C’è un ragazzino occhialuto e seminudo, coperto da un bislacco paio di braghe corte e paffute come Diogene il Cinico poteva vestirsi con una botte, ricavate dalla ben nota borsona dell’Ikea, blue-Ikea, timbro coloristico più che esatto che, insieme al giallo delle scritte, il pittore cattura perfettamente con le sue sperimentazioni di materie est/ovest, nuove e antichissime. Perché quel contenitore è così facilmente riconoscibile? Perché ci è così familiare eppure è scelto come elemento denotativo di un popolo preciso, che ancora riconosce una monarchia, benché defilata e sottotraccia rispetto all’esuberanza brit, perché?

E ancora, perché il suo contendente – lo si intuisce dalla corona puntuta sul capino – è un pettoruto uccellino di bosco, gonfio e grazioso, rarefatto rarefatto e sbiadito come un’immagine mal conservata su un vecchio rotocalco? 

Alle spalle dei due e di uno svolazzo coreografico di una colomba al neon, divampa un incendio in un antica e maestosa dimora. Mediano, si staglia un fascio fitto di linee bituminose che si accendono di bagliori fucsia. 
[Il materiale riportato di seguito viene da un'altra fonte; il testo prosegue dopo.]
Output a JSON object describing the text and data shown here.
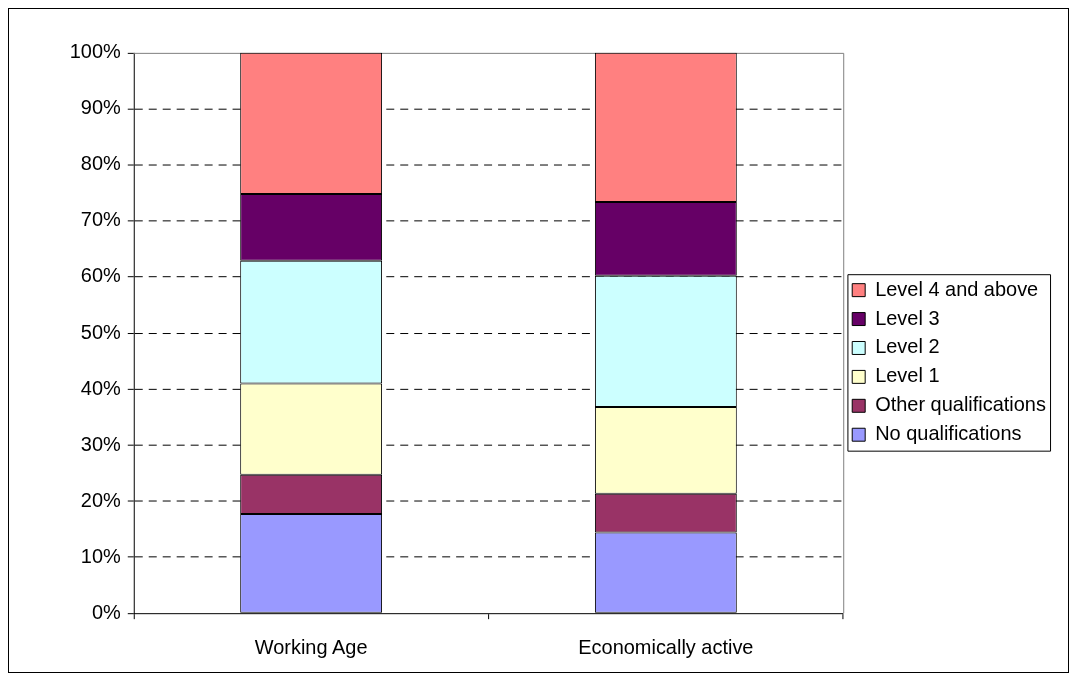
{
  "chart_data": {
    "type": "bar",
    "stacked": true,
    "categories": [
      "Working Age",
      "Economically active"
    ],
    "series": [
      {
        "name": "No qualifications",
        "color": "#9999ff",
        "values": [
          17.7,
          14.4
        ]
      },
      {
        "name": "Other qualifications",
        "color": "#993366",
        "values": [
          7.0,
          6.9
        ]
      },
      {
        "name": "Level 1",
        "color": "#ffffcc",
        "values": [
          16.3,
          15.5
        ]
      },
      {
        "name": "Level 2",
        "color": "#ccffff",
        "values": [
          21.9,
          23.4
        ]
      },
      {
        "name": "Level 3",
        "color": "#660066",
        "values": [
          11.9,
          13.2
        ]
      },
      {
        "name": "Level 4 and above",
        "color": "#ff8080",
        "values": [
          25.2,
          26.6
        ]
      }
    ],
    "ylim": [
      0,
      100
    ],
    "yticks": [
      {
        "value": 0,
        "label": "0%"
      },
      {
        "value": 10,
        "label": "10%"
      },
      {
        "value": 20,
        "label": "20%"
      },
      {
        "value": 30,
        "label": "30%"
      },
      {
        "value": 40,
        "label": "40%"
      },
      {
        "value": 50,
        "label": "50%"
      },
      {
        "value": 60,
        "label": "60%"
      },
      {
        "value": 70,
        "label": "70%"
      },
      {
        "value": 80,
        "label": "80%"
      },
      {
        "value": 90,
        "label": "90%"
      },
      {
        "value": 100,
        "label": "100%"
      }
    ],
    "grid": "y",
    "legend": "right"
  }
}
Ecce puer, ecco il bambino irriverente e libero che riconosce negli animali i suoi rivali e i suoi alleati, indifferente alle sorti rovinose di un habitat culturale mercificato fino all’osso che, continuando bulimicamente ad autoalimentarsi, non ha nutrito anche il pianeta, dando fuoco al futuro delle nuove generazioni. 

Anche qui, in tanta onirica e surreale inventiva, il rimando a consuetudini compositive che hanno fatto storia e immaginario collettivo sono raffinatamente evocate. Da Dürer a Mantegna, da Tiziano al Bellini, dai Fiamminghi ai Lombardi, la natività del nuovo Re è affiancata da rovine e ruderi di una classicità che ha stordito per enfiagione, per incapacità di rinnovarsi, e di andarsene in grande stile, a testa alta. 

Come Saltini riesca a pervadere il tutto di ironia leggera, poi, è pure incantesimo.